This dynamic was once again in evidence following disappointing mining and manufacturing output for March, which points to a likely contraction in these sectors when GDP data for the first quarter of 2018 is released in coming weeks. Manufacturing production contracted by 1.3% y/y in March, the first y/y contraction since September last year, something which, in the context of the still robust global growth backdrop, should be deeply concerning.

It’s possible that the timing of the Easter Holidays (end March vs. April last year) may have played a role in the disappointing figures for March (although m/m output in March was actually up 1.3%), and if this is the case, we should expect something of a rebound in April. However, the data for January and February has been equally disappointing, and on a q/q basis, output in both the manufacturing and mining sectors contracted in Q1 2018, which will detract from overall GDP growth.

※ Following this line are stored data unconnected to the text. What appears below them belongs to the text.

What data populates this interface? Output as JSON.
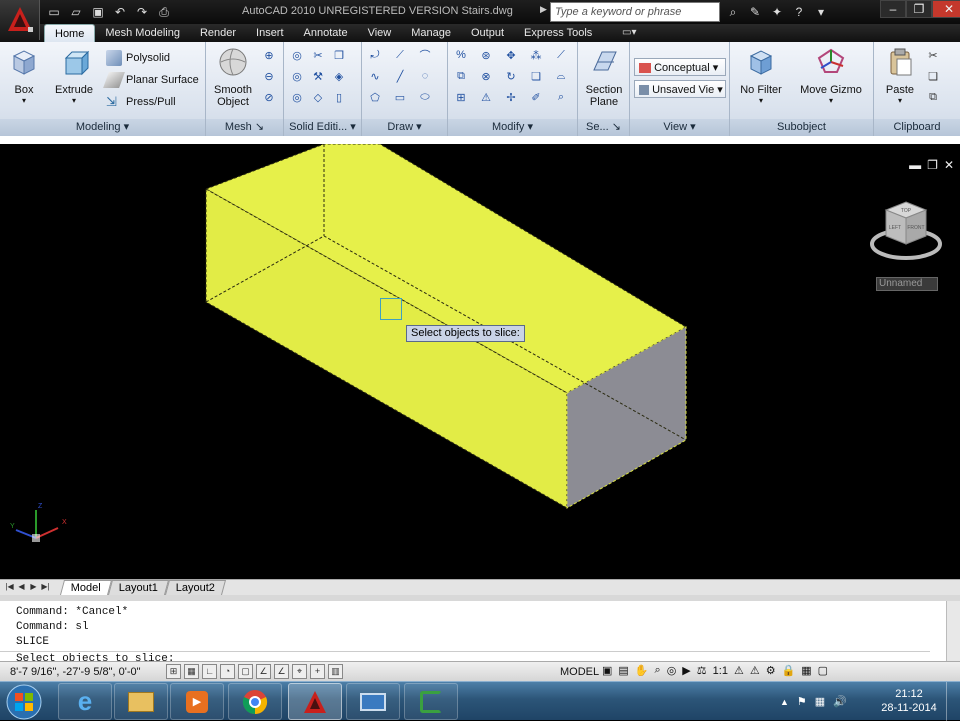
{
  "window": {
    "title": "AutoCAD 2010    UNREGISTERED VERSION         Stairs.dwg",
    "search_placeholder": "Type a keyword or phrase",
    "controls": [
      "minimize",
      "restore",
      "close"
    ]
  },
  "qat": {
    "icons": [
      "new-icon",
      "open-icon",
      "save-icon",
      "undo-icon",
      "redo-icon",
      "plot-icon"
    ]
  },
  "ribbon": {
    "tabs": [
      "Home",
      "Mesh Modeling",
      "Render",
      "Insert",
      "Annotate",
      "View",
      "Manage",
      "Output",
      "Express Tools"
    ],
    "active_tab": "Home",
    "panels": {
      "modeling": {
        "title": "Modeling",
        "box": "Box",
        "extrude": "Extrude",
        "polysolid": "Polysolid",
        "planar_surface": "Planar Surface",
        "press_pull": "Press/Pull"
      },
      "mesh": {
        "title": "Mesh",
        "smooth_object_1": "Smooth",
        "smooth_object_2": "Object"
      },
      "solid_editing": {
        "title": "Solid Editi..."
      },
      "draw": {
        "title": "Draw"
      },
      "modify": {
        "title": "Modify"
      },
      "section": {
        "title": "Se...",
        "section_plane_1": "Section",
        "section_plane_2": "Plane"
      },
      "view": {
        "title": "View",
        "visual_style": "Conceptual",
        "named_view": "Unsaved Vie"
      },
      "subobject": {
        "title": "Subobject",
        "no_filter": "No Filter",
        "move_gizmo": "Move Gizmo"
      },
      "clipboard": {
        "title": "Clipboard",
        "paste": "Paste"
      }
    }
  },
  "viewport": {
    "tooltip": "Select objects to slice:",
    "viewcube_label": "Unnamed",
    "viewcube_faces": {
      "top": "TOP",
      "left": "LEFT",
      "front": "FRONT"
    },
    "ucs": {
      "x": "X",
      "y": "Y",
      "z": "Z"
    },
    "colors": {
      "solid_face": "#e6f04a",
      "end_face": "#8c8c94",
      "background": "#000000"
    }
  },
  "layout_tabs": [
    "Model",
    "Layout1",
    "Layout2"
  ],
  "active_layout": "Model",
  "command_line": {
    "history": [
      "Command: *Cancel*",
      "Command: sl",
      "SLICE"
    ],
    "prompt": "Select objects to slice:"
  },
  "status_bar": {
    "coordinates": "8'-7 9/16\",  -27'-9 5/8\", 0'-0\"",
    "model": "MODEL",
    "annotation_scale": "1:1"
  },
  "taskbar": {
    "apps": [
      "internet-explorer",
      "file-explorer",
      "media-player",
      "chrome",
      "autocad",
      "remote-desktop",
      "camtasia"
    ],
    "time": "21:12",
    "date": "28-11-2014"
  }
}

The data covering the mining sector was perhaps even more disappointing, given that commodity prices in general have remained quite elevated amid the backdrop of stronger global economy. Mining output contracted by 3.4% m/m in March while plummeting by 8.4% y/y. The "Easter" effect is probably more relevant in the case of the mining data. However, looking at the historical trend, we can see that overall production volumes in the mining sector have remained largely flat over the past five years, a reflection of the severe domestic headwinds faced by this sector.

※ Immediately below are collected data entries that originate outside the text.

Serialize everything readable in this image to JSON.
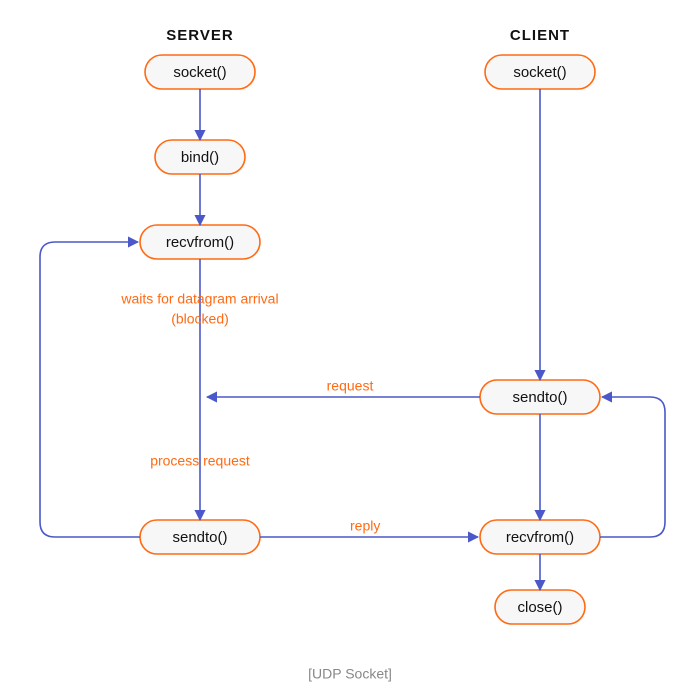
{
  "diagram": {
    "caption": "[UDP Socket]",
    "headers": {
      "server": "SERVER",
      "client": "CLIENT"
    },
    "nodes": {
      "server_socket": "socket()",
      "server_bind": "bind()",
      "server_recv": "recvfrom()",
      "server_send": "sendto()",
      "client_socket": "socket()",
      "client_send": "sendto()",
      "client_recv": "recvfrom()",
      "client_close": "close()"
    },
    "labels": {
      "waits1": "waits for datagram arrival",
      "waits2": "(blocked)",
      "process": "process request",
      "request": "request",
      "reply": "reply"
    },
    "colors": {
      "node_stroke": "#ff6a13",
      "node_fill": "#f7f7f7",
      "edge": "#4a58c9",
      "label": "#ff6a13"
    }
  }
}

The mining and manufacturing sectors account for around 20% of overall GDP, making it difficult for the overall economy to post stronger growth without a sustained recovery in these two sectors. More importantly, the mining sector remains vital in terms of the country’s export performance with mineral exports accounting for around 60% of total exports. As the chart below shows, due to the structural malaise in the country and apparent demise in demand for platinum (roughly 20% of total mineral exports), mining output volumes are actually lower now than what they were between 2003 and 2007.

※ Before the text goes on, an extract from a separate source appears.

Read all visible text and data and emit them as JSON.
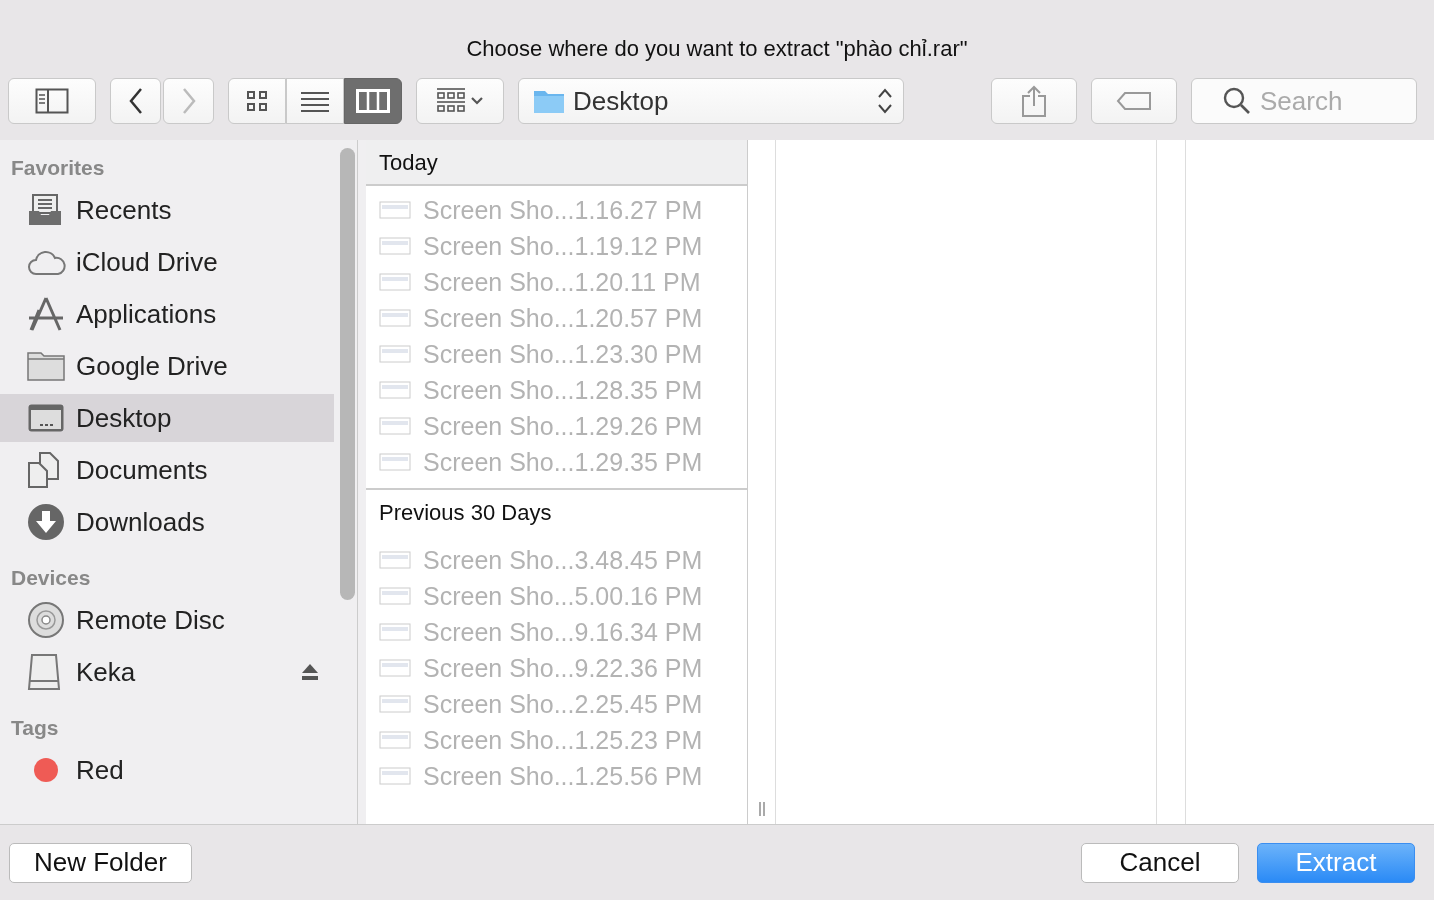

Further to this, recent trade union demands, as well as current and likely future electricity tariff increases, pose a continued risk to output volumes going forward, particularly in the precious metals sector, where the mines are more energy-intensive in terms of electricity consumption (given the depth at which they mine). Results for the first-half of 2018 are likely to confirm the further deterioration in operating results for several of the more marginal mining companies, something perhaps already being flagged in the continued collapse in the share prices of these same companies.

The chart below reflects the recent performance of Impala Platinum ( OTCQX:IMPUY), the country’s second largest platinum miner and refiner, with the share price nearing the price levels reached during the depth of the commodity bear market at the end of 2015 (which at the time was the lowest price in at least two decades)

This performance is in the context of a USD-denominated platinum price that has remained largely unchanged over the past year, highlighting the erosion of margins in the sector due to persistent cost inflation and the appreciation of the Rand since 2016.

In summary, the country’s supply side and, in particular, the mining industry, remains mired in a deep structural crisis and will continue to act as a drag on the overall economy, as well as employment in the absence of a marked improvement in Rand-denominated product prices. Given that USD-denominated commodity prices may be approaching a cyclical peak (as global rates rise in coming months leading to a possible moderation in global growth), this adjustment or improvement will probably need to come from a devaluation in the Rand.

In this context, and with South Africa‘s trade balance likely to revert to a deficit this year as oil imports jump leading to a renewed widening in the current account deficit, there remains considerable and significant downside to the Rand from current levels. To make matters worse, the improvement in terms of trade observed in 2016 and early 2017 where industrial commodities (copper, iron ore, coal) outperformed oil prices, is also now reversing.

Quite possibly, the next three years (particularly given the evolving geopolitical risks in the Middle East) may see a marked deterioration in the country’s relative terms of trade based on the mineral commodities South Africa exports verse those that the county imports. South Africa imports about 200mn barrels of oil and refined products per year. We are referencing the source which only shows data to 2012, but these numbers (given the slump in the mining sector, which is a consumer of diesel for opencast mining operations) are likely to be more or less accurate even now.